Nun hat sich in Leeheim eine „Interessensgemeinschaft Straßenbeiträge Riedstadt“ gebildet, die ihren Stadtteil benachteiligt sieht und einen gemeinsamen Abrechnungsbezirk für ganz Riedstadt mit gleichmäßiger Belastung aller Grundstückseigentümer fordert. In Gesprächen mit Initiatoren dieser IG hatte Bürgermeister Marcus Kretschmann ausführlich erläutert, warum dieses Anliegen nicht funktioniert. Denn alleine schon aus rechtlichen Gründen sind einheitliche Beträge für ganz Riedstadt nicht statthaft: Der Gesetzgeber hat über das Kommunale Abgabengesetz die eindeutige Vorgabe gemacht, dass für wiederkehrende Straßenbeiträge Abrechnungsgebiete einzurichten sind, in denen „die Verkehrslangen in einem räumlichen Zusammenhang stehen.“ Das sind in Riedstadt nicht nur die fünf Stadtteile, sondern zum Beispiel auch die Vitos Kliniken und die drei Gewerbegebiete – insgesamt gibt es in Riedstadt zwölf Abrechnungsgebiete.  
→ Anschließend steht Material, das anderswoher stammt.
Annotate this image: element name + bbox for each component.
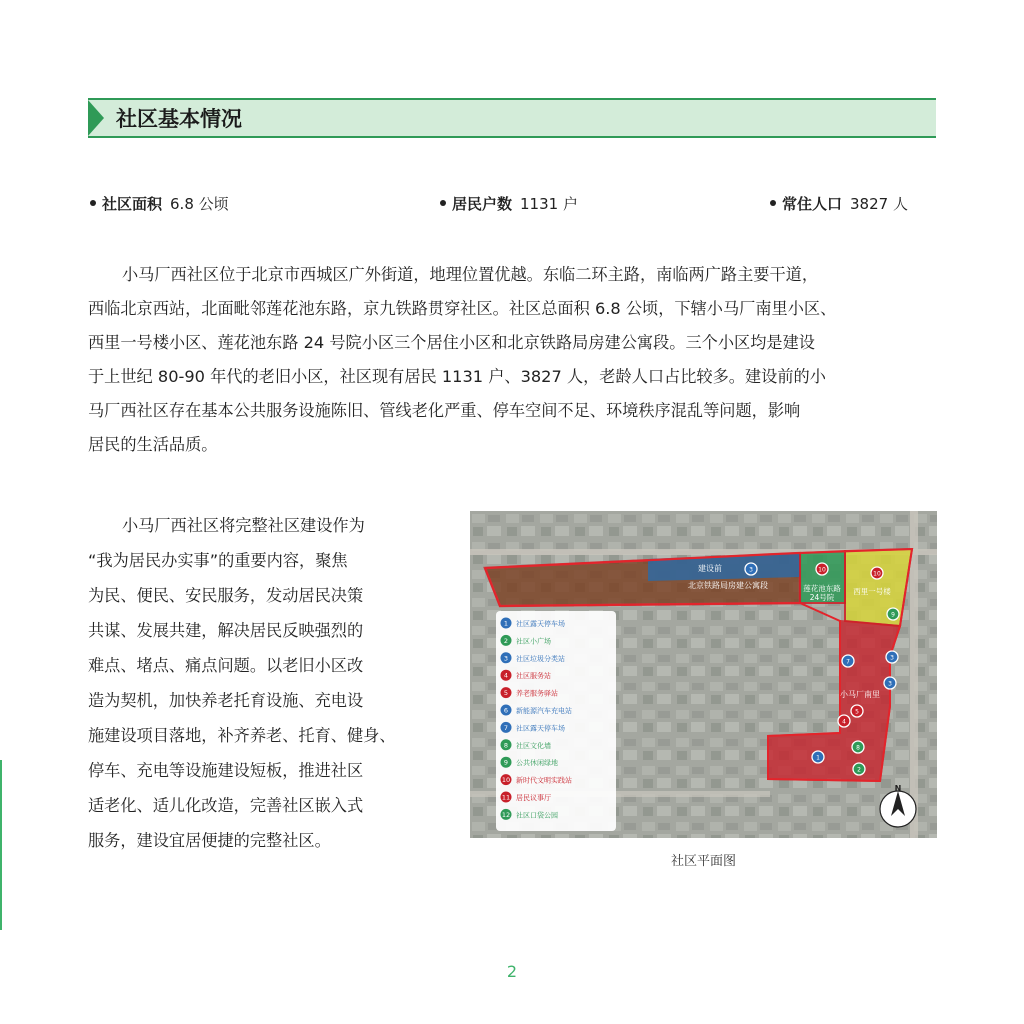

Des Weiteren ärgern sich einige Leeheimer, weil der städtische Anteil an den Straßenbeiträgen zum Beispiel in Crumstadt 35 Prozent betrage, in Leeheim aber nur 25 Prozent, obwohl beide Stadtteile erhöhten Durchgangsverkehr haben. Doch in Leeheim erfolgt er über Kreis- und Landesstraßen, sodass hier bei Sanierungen auch Kreis und Land an den Kosten beteiligt sind. Während in Crumstadt dieser Verkehr über kommunale Straßen läuft und entsprechend der gemeindliche Anteil an den Kosten höher ausfällt.  

„Wiederkehrende Straßenbeiträge sind sehr komplex, aber sehr viel gerechter als einmalige Straßenbeiträge, weil sie die Lasten gerecht auf alle Grundstückseigentümer eines Abrechnungsgebietes verteilen. Weswegen ich auch sehr froh bin, dass die Stadtverordnetenversammlung die Umstellung auf wiederkehrende Straßenbeiträge beschlossen hat“, erklärt Bürgermeister Kretschmann.